Un son de métal retentit. Une porte s'ouvrit et la faible lumière d'une lanterne éclaira la pièce dévoilant un chai où étaient conservés des tonneaux de vins, ainsi que des bouteilles d'alcool emmagasinées dans des armoires en bois.

Rachel reconnut la cave, elle se trouvait dans les sous-sols du manoir de la famille Bourbon.

Dans l'encadrement de la porte, se tenait un grand individu vêtu d'une toge brune à capuche. Sa taille avoisinait les deux mètres. D'un pas lent mais assuré, il s'avança.

Son cœur bondit dans sa poitrine. Elle repensa aux corps déchiquetés dans le bureau du bourgmestre. Elle déglutit et se demanda si elle allait subir le même sort.

L'inconnu entonna une incantation dans une langue étrangère. Rachel tressaillit quand un cercle de feu apparut autour d'elle. La chaleur des flammes caressait son corps et la démangeait, alors que son geôlier passait au travers avec aisance.

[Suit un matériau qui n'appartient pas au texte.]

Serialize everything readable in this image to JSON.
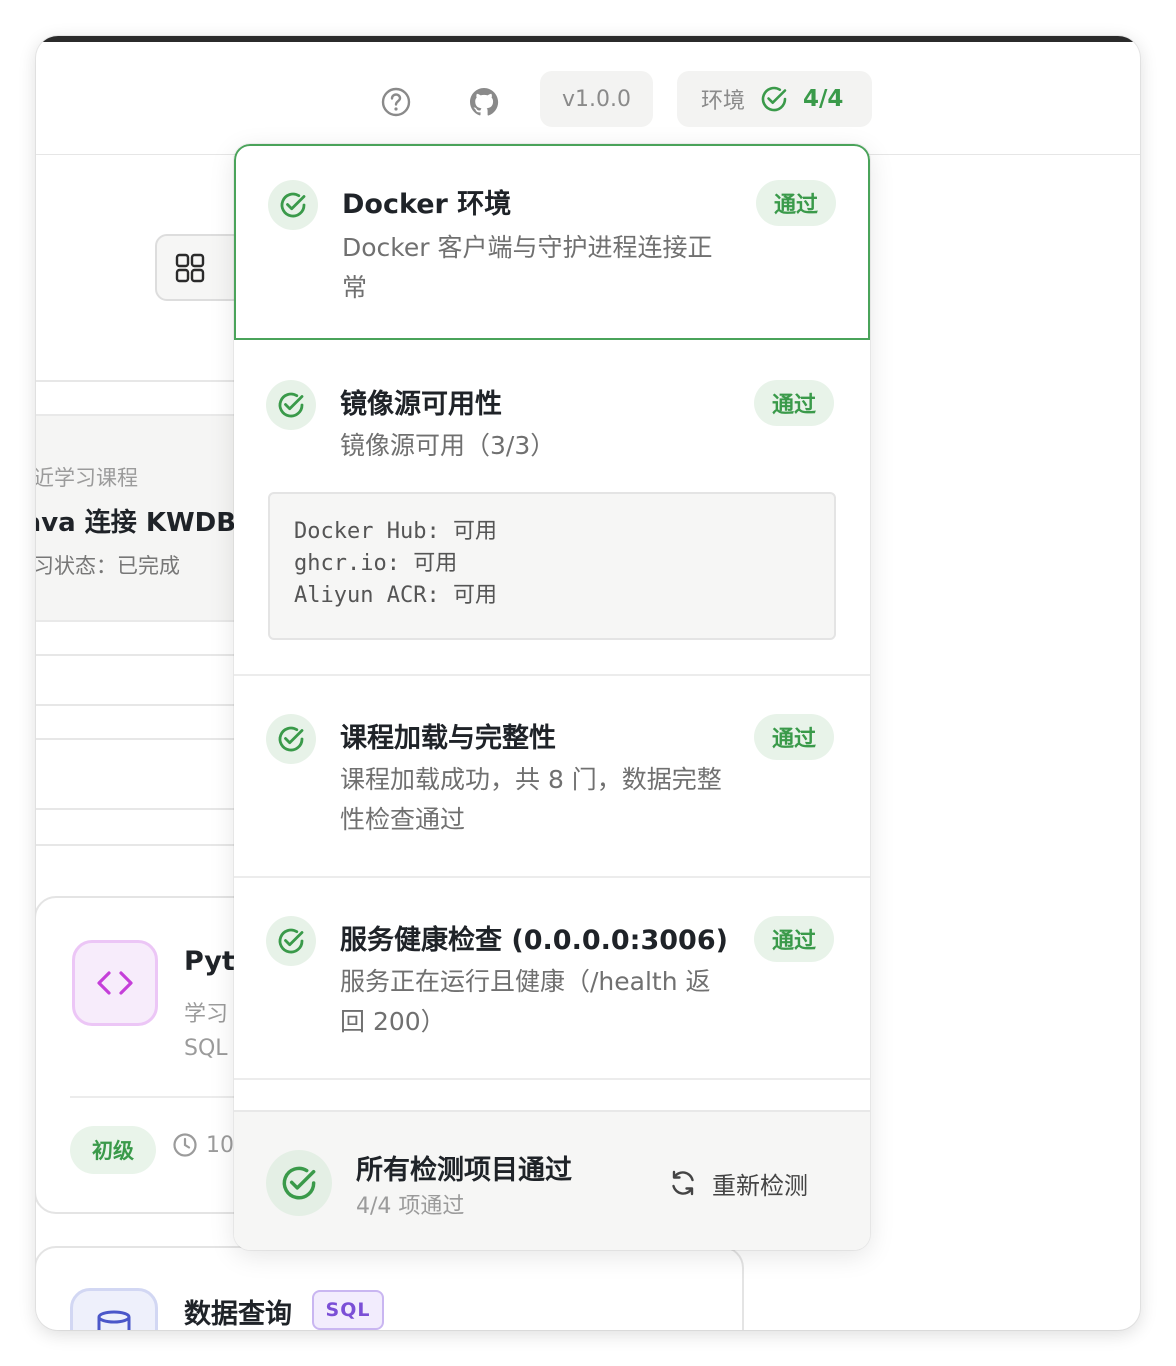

Bizarrement, le feu ne se répandait pas dans le chai et ne dégageait aucune fumée. La crainte ne cessait de monter en elle.

Face à la jeune femme, le sorcier posa son regard mauvais sur elle. Rachel écarquilla les yeux avec stupeur, ce n'était pas un humain. Il avait une peau rouge écarlate ainsi que des longs cheveux noirs soyeux. Son visage quant à lui possédait des traits fins et allongés.

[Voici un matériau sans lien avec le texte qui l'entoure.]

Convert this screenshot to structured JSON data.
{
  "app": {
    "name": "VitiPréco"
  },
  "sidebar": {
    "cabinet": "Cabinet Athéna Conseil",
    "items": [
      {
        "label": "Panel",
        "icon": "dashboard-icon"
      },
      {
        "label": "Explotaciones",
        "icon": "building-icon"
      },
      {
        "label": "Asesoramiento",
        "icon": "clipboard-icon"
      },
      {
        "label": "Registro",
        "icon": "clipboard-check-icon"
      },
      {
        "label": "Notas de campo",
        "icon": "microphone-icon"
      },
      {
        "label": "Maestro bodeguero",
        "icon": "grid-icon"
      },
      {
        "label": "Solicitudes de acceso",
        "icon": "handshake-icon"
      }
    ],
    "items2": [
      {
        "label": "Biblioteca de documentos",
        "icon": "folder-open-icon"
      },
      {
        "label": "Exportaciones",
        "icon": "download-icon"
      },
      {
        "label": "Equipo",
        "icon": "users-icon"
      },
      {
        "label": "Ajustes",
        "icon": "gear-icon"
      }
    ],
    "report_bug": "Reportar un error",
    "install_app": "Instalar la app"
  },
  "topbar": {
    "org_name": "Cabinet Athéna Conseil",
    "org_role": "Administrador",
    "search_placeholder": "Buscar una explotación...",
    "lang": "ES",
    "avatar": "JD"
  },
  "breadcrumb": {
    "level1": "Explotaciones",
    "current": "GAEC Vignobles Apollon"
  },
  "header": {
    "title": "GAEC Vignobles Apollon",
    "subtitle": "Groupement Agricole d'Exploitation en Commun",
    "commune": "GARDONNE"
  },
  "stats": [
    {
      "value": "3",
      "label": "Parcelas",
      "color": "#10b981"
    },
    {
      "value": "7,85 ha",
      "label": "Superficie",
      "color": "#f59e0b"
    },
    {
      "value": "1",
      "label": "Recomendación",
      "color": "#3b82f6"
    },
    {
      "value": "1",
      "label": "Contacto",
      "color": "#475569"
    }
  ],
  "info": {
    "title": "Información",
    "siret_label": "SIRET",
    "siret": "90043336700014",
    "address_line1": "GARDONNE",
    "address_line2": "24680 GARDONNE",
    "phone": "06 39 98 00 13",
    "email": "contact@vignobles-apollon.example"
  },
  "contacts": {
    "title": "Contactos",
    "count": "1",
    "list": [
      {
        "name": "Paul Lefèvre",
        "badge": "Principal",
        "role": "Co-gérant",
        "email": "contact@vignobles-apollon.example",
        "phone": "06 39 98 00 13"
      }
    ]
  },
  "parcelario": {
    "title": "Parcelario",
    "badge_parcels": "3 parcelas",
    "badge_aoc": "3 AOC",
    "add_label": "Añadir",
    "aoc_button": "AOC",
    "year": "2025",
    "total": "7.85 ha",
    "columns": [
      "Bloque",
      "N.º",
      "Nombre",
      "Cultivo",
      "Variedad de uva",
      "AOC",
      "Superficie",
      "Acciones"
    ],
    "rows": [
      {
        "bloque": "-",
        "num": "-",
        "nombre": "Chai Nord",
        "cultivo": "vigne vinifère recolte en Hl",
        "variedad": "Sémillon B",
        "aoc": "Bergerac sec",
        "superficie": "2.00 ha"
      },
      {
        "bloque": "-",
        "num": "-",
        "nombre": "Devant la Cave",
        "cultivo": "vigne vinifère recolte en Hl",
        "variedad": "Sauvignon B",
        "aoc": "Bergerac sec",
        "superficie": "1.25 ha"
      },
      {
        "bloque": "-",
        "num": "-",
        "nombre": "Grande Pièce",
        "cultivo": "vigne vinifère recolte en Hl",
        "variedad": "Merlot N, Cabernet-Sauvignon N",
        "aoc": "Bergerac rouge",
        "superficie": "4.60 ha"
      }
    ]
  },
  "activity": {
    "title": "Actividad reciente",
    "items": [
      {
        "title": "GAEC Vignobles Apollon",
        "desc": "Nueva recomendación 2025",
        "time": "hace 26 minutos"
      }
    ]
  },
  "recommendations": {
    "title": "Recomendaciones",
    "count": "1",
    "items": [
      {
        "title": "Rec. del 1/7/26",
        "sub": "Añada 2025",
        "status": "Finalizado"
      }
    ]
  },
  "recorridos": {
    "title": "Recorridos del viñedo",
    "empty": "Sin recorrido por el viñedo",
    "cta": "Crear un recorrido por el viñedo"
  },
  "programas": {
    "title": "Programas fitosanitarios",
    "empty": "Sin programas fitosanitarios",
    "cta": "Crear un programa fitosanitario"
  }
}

Sans laisser trahir l'ombre d'une émotion, l'homme approcha sa figure de la sienne en l'examinant avec attention.

— Qui êtes-vous ? demanda enfin Rachel.

Il ne lui répondit pas et tira sur la corde qui avait été passée par-dessus une poutre du plafond. Les pieds de Rachel décollèrent du sol. Elle gémit lorsqu'elle sentit ses liens se tendre encore plus. Ses bras tournés vers l'arrière craquaient au niveau des articulations. Elle resta dans cette position quelques instant avant d'être relâchée.

La jeune femme toucha à nouveau le sol, mais elle ne pouvait pas se laisser tomber sur les genoux, malgré son désir de le faire. Retenue par la corde, il l'obligeait à rester debout sur la pointe des pieds, raide comme un pieu.

Il déchira l'encolure de sa vareuse, puis arracha sa chemise. Prisonnière de son entrave, elle l'invectiva et gigota pour tenter en vain de dissimuler ses charmes mis à nu. Quelque chose de chaud vint la frapper au visage, une première fois, une deuxième fois et dernière fois. Chaque coup reçut devenait de plus en plus dur. Du sang coulait le long de ses tempes et ses jambes vacillaient. Sans la corde qui la retenait, elle se serait écroulée.

— Boucle-la humaine, le son de ta voix m'horripile.

Le sorcier vit le pendentif blanc autour du cou de la jeune femme. Il plissa les yeux et le lui retira d'un coup sec. Rachel ne put protester, elle voyait encore les étoiles tourner au-dessus d'elle.

Il fixa longuement le bijou dans le creux de sa main. Puis, une flamme en jaillit faisant fondre la monture en bronze qui retenait la pierre précieuse. Un rictus se posa sur ses lèvres. Il ferma son poing et des faisceaux rougeâtres en émanèrent. En même temps, il dégaina le poignard avec un manche en cuir tressé de sa ceinture et l'enduisit d'un liquide visqueux rappelant la lave, avec l'autre main.

La satisfaction se lisait sur son visage.

Rachel n'aimait pas le sourire malsain qu'il affichait. Elle tremblait à la vue de l'arme devenue rougeoyante. Que Rhamée me vienne en aide... ou quelqu'un, n'importe qui... Hadvar où es-tu alors que j'ai besoin de toi ? Alors que la lame chatoyante s'approchait de sa joue, elle se mit à larmoyer. Je ne veux pas mourir, pas ici, ni maintenant et encore moins de cette manière.

— N'aie crainte, souffla-il d'un ton léger, ça sera un peu douloureux mais je te promets que ce sera une expérience très enrichissante.

La pointe brûlante de la dague frôla son visage. Elle grimaçait s'efforçant de ne pas crier, mais elle ne tiendrait pas longtemps.

L'homme commença à l'inciser, dessinant une figure graphique complexe. Entièrement envahie par la pulsation de la douleur, les cris de Rachel résonnèrent dans le chai, sans que personne ne vienne la secourir.